1. They haven’t taught their little people to sleep unassisted.
So this guy comes in at the top of the list because sleep deprivation is TORTURE. It’s also the root cause of many other issues. Most of the clients I see are having trouble with some aspect of sleeping. Their Little People may be catnapping, waking through the night, demanding seventeen glasses of water at bedtime, not napping, napping too much, getting out of bed over and over and over again (or maybe just once to take up residence in yours).
If sleep is an issue in your house, make it a priority to sort it out. If you’d bitten the bullet a month ago, calculate how many extra hours of sleep you would have gotten. Now add a few more and recognise that this is the amount of sleep you will miss if you don’t fix it for another month. Kids don’t ‘grow out’ of sleep issues. They need you to teach them to manage it on their own.
2. They say more ‘don’ts’ than ‘do’s’.
Now, my Dad is a sailor and I have spent much of my life on boats. Perhaps you have too, but for just a minute I want you to pretend that you have never sailed.
Imagine I have invited you to come on an adventure around the harbour with me. It’s a beautiful day and you’re really excited to cruise around drinking champagne, just like in the movies.
Unfortunately for you, my boat is really big and the crew needs you to help get her around the harbour. You are given the job of ‘trimmer’. You’re a bit startled that so much is expected of you, and have absolutely no idea what you are meant to do. You sit where you are told to sit, and as the boat takes off you start feeling really anxious. ‘Grab that halyard!’ someone yells at you. You’re bewildered and pick up a rope. ‘Not the green one’. Errr, okay.
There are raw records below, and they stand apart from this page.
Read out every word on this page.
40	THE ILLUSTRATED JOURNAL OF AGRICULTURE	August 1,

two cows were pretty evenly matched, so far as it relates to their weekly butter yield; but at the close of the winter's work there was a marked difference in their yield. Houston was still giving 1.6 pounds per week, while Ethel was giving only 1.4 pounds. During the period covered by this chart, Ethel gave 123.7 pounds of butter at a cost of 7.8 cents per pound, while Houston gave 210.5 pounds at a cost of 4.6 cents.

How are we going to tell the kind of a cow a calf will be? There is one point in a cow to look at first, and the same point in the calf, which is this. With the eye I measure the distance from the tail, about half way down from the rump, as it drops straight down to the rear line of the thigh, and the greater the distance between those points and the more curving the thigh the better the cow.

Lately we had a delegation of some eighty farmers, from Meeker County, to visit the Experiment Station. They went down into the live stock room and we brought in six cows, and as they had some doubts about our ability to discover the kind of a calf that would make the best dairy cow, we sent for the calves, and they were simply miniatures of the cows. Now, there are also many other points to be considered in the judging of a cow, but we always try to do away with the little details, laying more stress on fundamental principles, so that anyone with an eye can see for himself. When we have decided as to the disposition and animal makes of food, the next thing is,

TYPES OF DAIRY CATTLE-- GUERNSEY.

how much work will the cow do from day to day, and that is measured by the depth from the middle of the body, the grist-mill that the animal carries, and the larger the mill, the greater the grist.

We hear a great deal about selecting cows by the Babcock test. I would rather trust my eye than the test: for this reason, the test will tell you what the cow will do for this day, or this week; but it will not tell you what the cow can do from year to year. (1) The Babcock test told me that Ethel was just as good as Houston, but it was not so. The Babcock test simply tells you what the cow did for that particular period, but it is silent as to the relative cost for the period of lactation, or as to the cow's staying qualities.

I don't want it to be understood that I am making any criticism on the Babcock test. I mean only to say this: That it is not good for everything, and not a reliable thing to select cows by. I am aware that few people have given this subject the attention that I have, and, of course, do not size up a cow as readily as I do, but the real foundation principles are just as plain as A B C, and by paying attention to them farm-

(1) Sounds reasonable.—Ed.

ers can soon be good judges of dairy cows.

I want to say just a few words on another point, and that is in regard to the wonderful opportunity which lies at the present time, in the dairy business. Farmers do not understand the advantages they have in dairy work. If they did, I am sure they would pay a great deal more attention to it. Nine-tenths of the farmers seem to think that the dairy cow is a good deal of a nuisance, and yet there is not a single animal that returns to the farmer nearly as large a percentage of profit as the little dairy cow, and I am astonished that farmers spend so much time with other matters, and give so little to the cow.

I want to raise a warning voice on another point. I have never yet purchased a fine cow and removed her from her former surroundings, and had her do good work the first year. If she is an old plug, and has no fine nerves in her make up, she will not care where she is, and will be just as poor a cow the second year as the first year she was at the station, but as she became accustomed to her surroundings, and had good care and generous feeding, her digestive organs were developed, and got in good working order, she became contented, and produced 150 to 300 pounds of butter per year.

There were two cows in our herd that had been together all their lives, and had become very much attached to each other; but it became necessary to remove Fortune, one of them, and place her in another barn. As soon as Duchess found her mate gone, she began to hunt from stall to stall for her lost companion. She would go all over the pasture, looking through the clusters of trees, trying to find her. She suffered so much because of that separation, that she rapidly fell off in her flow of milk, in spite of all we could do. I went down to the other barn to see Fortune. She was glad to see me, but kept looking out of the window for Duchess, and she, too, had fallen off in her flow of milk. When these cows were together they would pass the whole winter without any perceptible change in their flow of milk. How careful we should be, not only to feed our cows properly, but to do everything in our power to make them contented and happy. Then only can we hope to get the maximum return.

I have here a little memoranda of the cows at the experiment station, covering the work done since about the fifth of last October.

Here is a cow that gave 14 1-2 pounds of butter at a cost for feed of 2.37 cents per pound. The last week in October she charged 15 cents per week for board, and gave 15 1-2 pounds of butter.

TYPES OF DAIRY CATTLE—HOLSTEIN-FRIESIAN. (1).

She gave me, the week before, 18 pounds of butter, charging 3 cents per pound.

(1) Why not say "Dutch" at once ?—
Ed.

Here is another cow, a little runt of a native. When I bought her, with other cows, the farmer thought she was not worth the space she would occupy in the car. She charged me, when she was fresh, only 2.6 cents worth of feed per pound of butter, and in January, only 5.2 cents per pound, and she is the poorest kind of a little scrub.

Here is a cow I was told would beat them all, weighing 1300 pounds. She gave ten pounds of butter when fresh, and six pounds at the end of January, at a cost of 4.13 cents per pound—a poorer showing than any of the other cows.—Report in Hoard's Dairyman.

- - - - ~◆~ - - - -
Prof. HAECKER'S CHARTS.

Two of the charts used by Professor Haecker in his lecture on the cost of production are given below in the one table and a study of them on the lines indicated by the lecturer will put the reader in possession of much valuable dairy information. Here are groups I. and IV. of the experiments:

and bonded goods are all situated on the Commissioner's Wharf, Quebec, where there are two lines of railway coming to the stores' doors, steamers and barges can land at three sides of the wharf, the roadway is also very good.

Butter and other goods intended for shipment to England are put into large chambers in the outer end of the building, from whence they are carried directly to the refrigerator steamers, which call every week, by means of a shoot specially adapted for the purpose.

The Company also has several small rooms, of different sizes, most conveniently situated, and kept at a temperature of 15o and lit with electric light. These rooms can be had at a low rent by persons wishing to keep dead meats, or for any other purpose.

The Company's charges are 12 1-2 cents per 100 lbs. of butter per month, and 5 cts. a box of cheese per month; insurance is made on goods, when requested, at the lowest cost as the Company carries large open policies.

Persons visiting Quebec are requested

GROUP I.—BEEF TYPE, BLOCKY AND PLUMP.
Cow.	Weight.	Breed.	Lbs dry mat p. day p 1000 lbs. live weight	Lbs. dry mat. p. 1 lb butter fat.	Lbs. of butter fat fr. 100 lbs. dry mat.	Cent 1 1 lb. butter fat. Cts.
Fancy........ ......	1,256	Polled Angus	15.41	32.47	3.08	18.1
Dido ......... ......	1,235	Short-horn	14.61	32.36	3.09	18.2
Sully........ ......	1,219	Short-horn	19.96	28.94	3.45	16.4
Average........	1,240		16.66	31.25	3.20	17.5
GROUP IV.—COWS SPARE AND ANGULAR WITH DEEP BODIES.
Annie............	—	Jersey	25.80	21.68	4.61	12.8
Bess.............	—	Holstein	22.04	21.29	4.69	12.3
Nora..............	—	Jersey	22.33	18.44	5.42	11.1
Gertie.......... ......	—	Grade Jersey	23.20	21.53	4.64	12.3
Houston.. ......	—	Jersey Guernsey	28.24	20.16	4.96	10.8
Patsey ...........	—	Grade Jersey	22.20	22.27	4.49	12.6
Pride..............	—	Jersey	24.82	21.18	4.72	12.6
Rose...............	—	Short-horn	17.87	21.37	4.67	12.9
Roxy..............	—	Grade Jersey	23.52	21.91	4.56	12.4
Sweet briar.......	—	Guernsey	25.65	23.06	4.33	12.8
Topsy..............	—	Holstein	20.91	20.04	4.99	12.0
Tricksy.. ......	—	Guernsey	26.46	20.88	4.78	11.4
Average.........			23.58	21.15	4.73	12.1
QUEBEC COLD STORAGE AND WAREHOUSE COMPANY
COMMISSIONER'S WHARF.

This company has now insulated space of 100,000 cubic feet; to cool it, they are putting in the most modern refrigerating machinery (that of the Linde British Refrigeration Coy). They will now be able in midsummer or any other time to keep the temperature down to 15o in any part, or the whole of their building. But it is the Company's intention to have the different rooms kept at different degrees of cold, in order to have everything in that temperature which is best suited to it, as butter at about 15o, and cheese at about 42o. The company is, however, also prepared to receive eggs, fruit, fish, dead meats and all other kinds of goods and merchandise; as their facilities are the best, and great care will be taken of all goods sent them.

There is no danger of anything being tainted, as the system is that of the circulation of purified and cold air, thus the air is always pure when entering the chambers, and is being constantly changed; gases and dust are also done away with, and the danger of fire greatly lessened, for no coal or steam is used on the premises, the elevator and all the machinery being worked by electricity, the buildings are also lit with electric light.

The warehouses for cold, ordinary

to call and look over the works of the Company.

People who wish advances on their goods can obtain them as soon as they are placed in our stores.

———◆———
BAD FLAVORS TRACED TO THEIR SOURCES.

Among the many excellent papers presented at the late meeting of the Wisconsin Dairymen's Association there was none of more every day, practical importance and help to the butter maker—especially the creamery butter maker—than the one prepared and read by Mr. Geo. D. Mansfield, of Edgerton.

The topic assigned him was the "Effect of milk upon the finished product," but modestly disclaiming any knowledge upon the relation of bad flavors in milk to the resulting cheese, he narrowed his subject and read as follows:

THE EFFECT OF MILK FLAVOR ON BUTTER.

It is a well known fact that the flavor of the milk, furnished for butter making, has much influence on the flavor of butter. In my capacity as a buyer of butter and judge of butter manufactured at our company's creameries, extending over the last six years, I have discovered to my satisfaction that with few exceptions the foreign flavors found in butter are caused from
You drop it and pick up another rope curled up nearby. ‘No, don’t touch that and get out of the way the boom is going to knock your block off!’.
Firstly, the people on my boat aren’t very friendly are they!
Secondly, it seem a bit unrealistic that nobody would pipe up and tell you rope is the right rope to pull (the red one, duh).
But as a toddler, who isn’t clear on exactly what you are supposed to be doing, it’s pretty likely you’ll hear a few don’ts. Don’t touch that. Don’t do that. Don’t hit me. Don’t you even think about it. Don’t poke the cat. Don’t make a mess. Don’t stick your finger in my nostril, especially of you’ve just been scratching your bum!
You get the idea. Try some ‘Do’s’. I love it when you draw pictures on the paper. Can you show me how you can make a square with these sticks? Let’s run to that tree! Ready, set, DO!
3. They try to control the uncontrollable.
There are two things you have absolutely no control over.
- When your toddler sleeps
- What your toddler eats.
‘What?’ I hear you gasping. Sure you control nap times and meals to a point. But only your Little Person can control when they actually drift off to dreamland. Same goes for what they will and will not swallow. The best you can do is create an environment that promotes the outcome you would like, and cross your fingers.
Remember: It is your job to provide good, nutritious food. It is their job to eat it. (Rejoice! Disengage from the dinner battle!)
4. They let their toddlers get hungry in supermarkets.
Replace hungry with tired, overstimulated or bored and you get the same outcome. Did you ever play the game ‘The Sims’? It was where you created a world full of characters and then looked after them to make sure their every whim was tended to (Sound familiar?).
I often think of this visual representation of core needs from the game:
If your Little Person hits the red zone in these core needs, they will have a tantrum. So would you.
(P.s. I love the word ‘hangry’. It’s when you are so hungry you get angry.)
5. They forget to look after themselves first.
If you were to choose 10 core needs and draw yourself a ‘Sims personal needs chart’, what would you include? How many would be in the orange or red zone?
I often forget to feed myself until after midday, but I’ve managed to keep Little People’s tummies full since sunrise. Getting deeper than physical needs, what about emotional ones? How is your ‘Personal time out’ bar looking? What about ‘mentally stimulated’ and ‘adult company’?
They say when the oxygen masks fall down on a plane, you must fit your own mask first, before helping babies and children. Why? Because if you manage to fit theirs first, and then pass out from oxygen deprivation, who’s going to save you and your baby then?
If you have a breakdown because you haven’t been to the toilet alone for three years, then what?
Book yourself a babysitter. They are much cheaper than psychologists.